Part of the fun of watching HBO's Succession, which is arguably the best show on TV right now, is trying to parse out how its characters and plot points correspond to real life. Logan Roy, the patriarch at the helm of Waystar Royco, is essentially a cross between Rupert Murdoch and Sumner Redstone. The right-leaning, democracy-poisoning ATN is a pretty transparent dig at Fox News. And Gil Eavis is a dead ringer for Bernie Sanders. As we've learned more and more about Vaulter, the edgy new media brand at the center of this week's episode, it's hard to shake the feeling that the company is... uh... basically just VICE?
From the unhinged headlines it publishes, to the Cool Open-Floor Office Space it occupies, to the brash founder who runs it, there's a lot about Vaulter that hits disturbingly close to home. Faced with a vast number of parallels between this fictional media disruptor and our current place of employ (at least until this article gets some of us fired), it's time to ask a tough question: Did Succession own the shit out of us?
Yes, You Dingus—Vaulter Is Clearly VICE
Vaulter's office is a slick, modern/industrial space filled with big glass-walled meeting rooms; so is VICE's. Vaulter has its own in-house honey bee farm; we have our own rooftop vegetable garden. Vaulter had its logo made into a giant, expensive-looking neon sign and hung it in the lobby; so did VICE.
Vaulter has this photo of a weed farmer on the wall outside its boardroom:
I'm pretty sure we used to have... the exact same one outside ours???
Vaulter's headlines read like something you'd come up with using the VICE Headline Generator or, you know, by throwing a dildo at a wall. “These Old Photos of Soviet Dental Schools Are Peak Dystopia Porn," "Meet the World’s Richest People Trafficker (He’s a Surprisingly Nice Guy)," and "Wait, Is Every Taylor Swift Lyric Secretly Marxist?” feel right at home with, say, "The Emerging Fetish of Laying Alien Eggs Inside Yourself."
Every other word Vaulter's founder Lawrence Yee says is an expletive (e.g.: "we got face-fucked"), and he calls Waystar's leadership a "bunch of bloated dinosaurs" before hitting Kendall with a vicious "fuck you, daddy's boy" in the series premiere. Sounds familiar, no?

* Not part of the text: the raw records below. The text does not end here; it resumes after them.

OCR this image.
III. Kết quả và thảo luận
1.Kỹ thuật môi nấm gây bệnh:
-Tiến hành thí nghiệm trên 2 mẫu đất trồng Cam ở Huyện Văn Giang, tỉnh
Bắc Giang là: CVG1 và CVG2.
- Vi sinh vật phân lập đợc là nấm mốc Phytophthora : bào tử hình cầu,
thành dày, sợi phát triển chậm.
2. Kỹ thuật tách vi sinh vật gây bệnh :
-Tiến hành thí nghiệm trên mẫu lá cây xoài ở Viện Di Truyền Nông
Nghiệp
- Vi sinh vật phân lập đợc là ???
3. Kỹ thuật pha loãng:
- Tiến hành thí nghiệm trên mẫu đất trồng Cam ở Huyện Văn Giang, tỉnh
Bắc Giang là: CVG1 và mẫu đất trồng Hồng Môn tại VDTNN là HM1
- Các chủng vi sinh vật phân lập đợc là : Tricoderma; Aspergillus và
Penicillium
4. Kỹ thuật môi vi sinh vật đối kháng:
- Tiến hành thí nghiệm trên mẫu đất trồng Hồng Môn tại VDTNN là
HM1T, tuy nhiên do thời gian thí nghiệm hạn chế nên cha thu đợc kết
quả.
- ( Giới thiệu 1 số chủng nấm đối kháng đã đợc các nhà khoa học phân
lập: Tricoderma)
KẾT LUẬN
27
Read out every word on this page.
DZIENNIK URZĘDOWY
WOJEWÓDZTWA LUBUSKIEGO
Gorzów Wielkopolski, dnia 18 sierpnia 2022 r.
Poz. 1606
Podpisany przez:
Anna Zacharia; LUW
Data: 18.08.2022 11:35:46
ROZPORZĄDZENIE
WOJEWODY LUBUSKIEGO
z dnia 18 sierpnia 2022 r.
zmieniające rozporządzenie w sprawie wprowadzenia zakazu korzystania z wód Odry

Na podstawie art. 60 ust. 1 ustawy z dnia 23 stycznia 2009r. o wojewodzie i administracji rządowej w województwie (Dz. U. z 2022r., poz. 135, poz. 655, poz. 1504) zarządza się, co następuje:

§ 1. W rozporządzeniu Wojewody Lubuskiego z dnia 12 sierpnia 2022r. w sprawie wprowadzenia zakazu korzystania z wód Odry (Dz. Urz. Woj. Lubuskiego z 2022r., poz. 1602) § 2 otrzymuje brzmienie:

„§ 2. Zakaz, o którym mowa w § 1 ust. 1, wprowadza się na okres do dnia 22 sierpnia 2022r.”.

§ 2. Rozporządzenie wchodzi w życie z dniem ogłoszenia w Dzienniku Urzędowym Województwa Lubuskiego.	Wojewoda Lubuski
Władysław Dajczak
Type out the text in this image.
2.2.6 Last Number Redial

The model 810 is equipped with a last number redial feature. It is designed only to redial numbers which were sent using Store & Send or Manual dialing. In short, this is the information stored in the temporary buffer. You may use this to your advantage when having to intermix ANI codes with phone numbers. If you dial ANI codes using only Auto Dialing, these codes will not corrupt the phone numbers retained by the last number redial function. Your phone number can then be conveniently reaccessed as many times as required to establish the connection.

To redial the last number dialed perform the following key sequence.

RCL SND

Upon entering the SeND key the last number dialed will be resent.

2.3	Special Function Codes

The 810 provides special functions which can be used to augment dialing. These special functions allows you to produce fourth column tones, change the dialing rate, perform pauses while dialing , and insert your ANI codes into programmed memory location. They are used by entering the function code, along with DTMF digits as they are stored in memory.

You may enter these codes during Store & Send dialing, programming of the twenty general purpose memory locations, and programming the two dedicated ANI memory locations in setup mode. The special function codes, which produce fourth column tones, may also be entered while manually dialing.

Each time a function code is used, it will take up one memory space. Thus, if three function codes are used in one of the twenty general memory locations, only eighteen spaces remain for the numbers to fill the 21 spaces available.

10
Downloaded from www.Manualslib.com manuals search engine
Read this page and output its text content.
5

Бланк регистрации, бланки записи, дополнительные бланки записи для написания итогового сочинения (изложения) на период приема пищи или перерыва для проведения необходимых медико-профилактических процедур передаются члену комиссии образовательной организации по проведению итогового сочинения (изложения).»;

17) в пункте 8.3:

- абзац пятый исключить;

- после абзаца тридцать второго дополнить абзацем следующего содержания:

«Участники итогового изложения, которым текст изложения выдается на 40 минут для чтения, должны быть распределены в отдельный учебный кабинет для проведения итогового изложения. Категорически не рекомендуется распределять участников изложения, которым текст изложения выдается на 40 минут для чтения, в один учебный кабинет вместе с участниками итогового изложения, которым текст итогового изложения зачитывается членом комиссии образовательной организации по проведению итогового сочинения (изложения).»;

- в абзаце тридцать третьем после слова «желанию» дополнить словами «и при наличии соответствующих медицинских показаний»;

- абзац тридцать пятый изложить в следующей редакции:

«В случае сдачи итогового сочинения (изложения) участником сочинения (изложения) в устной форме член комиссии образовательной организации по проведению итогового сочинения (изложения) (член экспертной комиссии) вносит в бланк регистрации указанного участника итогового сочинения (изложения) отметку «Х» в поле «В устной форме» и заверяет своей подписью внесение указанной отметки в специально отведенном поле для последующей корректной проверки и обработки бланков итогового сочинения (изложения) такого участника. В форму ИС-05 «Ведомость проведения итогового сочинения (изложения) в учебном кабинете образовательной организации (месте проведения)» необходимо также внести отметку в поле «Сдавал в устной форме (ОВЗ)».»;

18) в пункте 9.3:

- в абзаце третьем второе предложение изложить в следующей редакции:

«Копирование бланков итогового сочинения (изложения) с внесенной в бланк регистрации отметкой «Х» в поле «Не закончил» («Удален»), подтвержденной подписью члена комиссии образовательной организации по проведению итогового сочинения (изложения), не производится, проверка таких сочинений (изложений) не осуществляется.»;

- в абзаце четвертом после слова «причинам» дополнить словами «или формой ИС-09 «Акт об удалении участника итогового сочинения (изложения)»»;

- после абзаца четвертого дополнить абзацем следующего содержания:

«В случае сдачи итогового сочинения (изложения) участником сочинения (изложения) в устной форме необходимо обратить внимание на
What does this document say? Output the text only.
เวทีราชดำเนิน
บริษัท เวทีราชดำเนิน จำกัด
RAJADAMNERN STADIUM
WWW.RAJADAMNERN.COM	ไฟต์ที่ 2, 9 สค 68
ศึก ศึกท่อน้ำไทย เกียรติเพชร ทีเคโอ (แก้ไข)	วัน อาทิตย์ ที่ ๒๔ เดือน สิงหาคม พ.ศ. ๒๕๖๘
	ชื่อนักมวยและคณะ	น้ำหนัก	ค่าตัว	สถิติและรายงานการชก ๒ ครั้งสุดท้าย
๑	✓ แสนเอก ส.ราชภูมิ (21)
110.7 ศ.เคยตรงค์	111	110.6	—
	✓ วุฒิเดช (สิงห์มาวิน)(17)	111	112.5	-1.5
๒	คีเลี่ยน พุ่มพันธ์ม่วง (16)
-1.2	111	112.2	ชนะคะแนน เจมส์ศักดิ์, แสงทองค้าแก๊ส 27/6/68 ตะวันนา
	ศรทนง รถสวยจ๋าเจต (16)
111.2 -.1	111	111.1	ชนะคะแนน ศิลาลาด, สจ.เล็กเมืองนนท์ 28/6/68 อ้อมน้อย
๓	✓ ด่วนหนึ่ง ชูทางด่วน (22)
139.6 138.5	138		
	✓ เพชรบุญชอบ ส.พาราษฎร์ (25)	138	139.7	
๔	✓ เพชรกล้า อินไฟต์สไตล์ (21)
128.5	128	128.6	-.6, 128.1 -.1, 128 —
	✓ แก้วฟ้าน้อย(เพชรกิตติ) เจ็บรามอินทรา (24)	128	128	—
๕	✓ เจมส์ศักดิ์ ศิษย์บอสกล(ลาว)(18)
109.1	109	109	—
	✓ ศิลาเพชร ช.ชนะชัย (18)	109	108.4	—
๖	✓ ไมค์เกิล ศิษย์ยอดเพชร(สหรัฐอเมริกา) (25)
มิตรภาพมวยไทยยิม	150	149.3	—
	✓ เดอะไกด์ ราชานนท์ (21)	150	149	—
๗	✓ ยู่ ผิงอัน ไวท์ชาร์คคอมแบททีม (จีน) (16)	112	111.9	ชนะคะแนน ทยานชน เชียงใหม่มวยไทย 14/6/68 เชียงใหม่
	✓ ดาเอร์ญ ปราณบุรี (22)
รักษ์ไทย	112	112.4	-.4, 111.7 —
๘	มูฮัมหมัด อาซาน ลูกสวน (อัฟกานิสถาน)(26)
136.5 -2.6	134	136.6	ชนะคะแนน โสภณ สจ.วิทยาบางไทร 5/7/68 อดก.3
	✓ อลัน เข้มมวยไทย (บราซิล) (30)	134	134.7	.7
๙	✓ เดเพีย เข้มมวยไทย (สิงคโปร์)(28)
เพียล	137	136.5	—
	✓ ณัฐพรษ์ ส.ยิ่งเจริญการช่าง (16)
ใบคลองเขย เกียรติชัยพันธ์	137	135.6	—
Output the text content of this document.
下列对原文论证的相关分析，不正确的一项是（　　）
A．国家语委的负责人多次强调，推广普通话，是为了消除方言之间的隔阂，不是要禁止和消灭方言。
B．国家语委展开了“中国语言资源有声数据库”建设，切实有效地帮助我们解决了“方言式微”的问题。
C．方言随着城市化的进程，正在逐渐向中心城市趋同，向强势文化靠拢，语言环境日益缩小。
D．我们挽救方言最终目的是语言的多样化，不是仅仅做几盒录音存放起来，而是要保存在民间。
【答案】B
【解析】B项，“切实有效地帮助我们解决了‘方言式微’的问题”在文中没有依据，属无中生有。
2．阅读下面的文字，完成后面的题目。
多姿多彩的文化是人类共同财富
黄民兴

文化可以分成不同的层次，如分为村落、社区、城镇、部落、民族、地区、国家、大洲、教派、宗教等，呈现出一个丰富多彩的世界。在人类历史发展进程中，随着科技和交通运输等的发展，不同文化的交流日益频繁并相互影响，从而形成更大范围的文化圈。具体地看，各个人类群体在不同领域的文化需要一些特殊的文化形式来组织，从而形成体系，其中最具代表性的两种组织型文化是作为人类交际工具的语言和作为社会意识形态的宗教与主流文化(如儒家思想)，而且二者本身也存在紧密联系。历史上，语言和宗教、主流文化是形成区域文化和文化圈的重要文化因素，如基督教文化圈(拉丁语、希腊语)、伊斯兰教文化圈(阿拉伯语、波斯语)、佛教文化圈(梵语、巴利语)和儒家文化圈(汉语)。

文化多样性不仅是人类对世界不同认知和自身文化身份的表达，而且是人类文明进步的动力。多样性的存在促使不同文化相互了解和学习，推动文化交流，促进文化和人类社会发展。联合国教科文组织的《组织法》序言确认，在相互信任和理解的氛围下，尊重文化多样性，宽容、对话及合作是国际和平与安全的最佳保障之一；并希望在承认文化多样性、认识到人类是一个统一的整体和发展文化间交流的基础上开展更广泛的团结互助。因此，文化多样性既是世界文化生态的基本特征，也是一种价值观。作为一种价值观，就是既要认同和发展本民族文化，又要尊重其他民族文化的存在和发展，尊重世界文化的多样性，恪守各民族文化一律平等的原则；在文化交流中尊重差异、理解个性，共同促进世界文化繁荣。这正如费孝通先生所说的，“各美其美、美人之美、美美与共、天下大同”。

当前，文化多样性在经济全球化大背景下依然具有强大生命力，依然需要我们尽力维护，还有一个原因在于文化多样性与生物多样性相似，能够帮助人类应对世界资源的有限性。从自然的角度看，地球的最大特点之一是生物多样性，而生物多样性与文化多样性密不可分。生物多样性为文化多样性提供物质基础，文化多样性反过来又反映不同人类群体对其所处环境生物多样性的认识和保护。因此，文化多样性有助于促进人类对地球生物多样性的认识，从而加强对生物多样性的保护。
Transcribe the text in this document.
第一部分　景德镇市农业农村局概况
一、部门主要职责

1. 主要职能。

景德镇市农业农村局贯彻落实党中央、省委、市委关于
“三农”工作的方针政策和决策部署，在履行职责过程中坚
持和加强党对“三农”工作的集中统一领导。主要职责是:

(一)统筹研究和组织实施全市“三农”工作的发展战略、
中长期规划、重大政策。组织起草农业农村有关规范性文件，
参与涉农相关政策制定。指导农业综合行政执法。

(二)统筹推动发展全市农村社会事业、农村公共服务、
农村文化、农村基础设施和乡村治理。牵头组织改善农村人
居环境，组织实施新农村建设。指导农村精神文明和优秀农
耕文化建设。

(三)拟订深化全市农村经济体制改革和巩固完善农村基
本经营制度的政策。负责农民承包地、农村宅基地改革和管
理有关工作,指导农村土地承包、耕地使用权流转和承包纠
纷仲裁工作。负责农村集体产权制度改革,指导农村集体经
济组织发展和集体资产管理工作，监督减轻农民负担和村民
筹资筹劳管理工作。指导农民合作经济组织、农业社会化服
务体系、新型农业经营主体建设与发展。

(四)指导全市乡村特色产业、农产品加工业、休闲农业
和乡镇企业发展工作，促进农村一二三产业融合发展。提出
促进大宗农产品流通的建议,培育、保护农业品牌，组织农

Also: Vaulter starts with a V. Coincidence??? I think not.
Er, Wait—Maybe It's Actually Gawker?
It's impossible to ignore how much Vault_er_ sounds like Gawk_er_, and in a lot of ways, Vaulter's plot line mirrors Gawker's IRL trajectory more closely than VICE's. Both Vaulter and Gawker's employees have publicly terrible relationships with their corporate bosses, and both companies got completely dismantled by vengeful billionaires.
Additionally: Gawker (which has since been recast into into G/O Media) is home to an infamous device known as The Big Board: a screen that displays each day's top-performing stories, ranked by the number of people currently reading them. Vaulter has the same thing:
It's also worth noting that Cord Jefferson and Will Tracy, who worked at Gawker and the Onion, respectively, both write for Succession. Suspicious!
Ah Shit, Hold Up—Maybe It's BuzzFeed
The argument, here, is almost entirely based on Vaulter's headlines. Who else would publish "Someone Is Making Soap Shaped Like Jerry Seinfeld’s Face, Because White People," or "5 Reasons Why Drinking Milk on the Toilet Is Kind of a Game-Changer?"
There's a strong case to be made on behalf of all three companies as to what Vaulter's IRL counterpart really is—not to mention Vulture, which sounds a lot like Vaulter, or Mic, which allegedly laid off almost its entire staff to break up a burgeoning union. But at the end of the day, calling a clear-cut winner (read: loser) in this fight doesn't matter. What does matter is how depressingly, terrifyingly well Vaulter mirrors pretty much every digital rag in the industry.
In short: The correct choice, here, is D.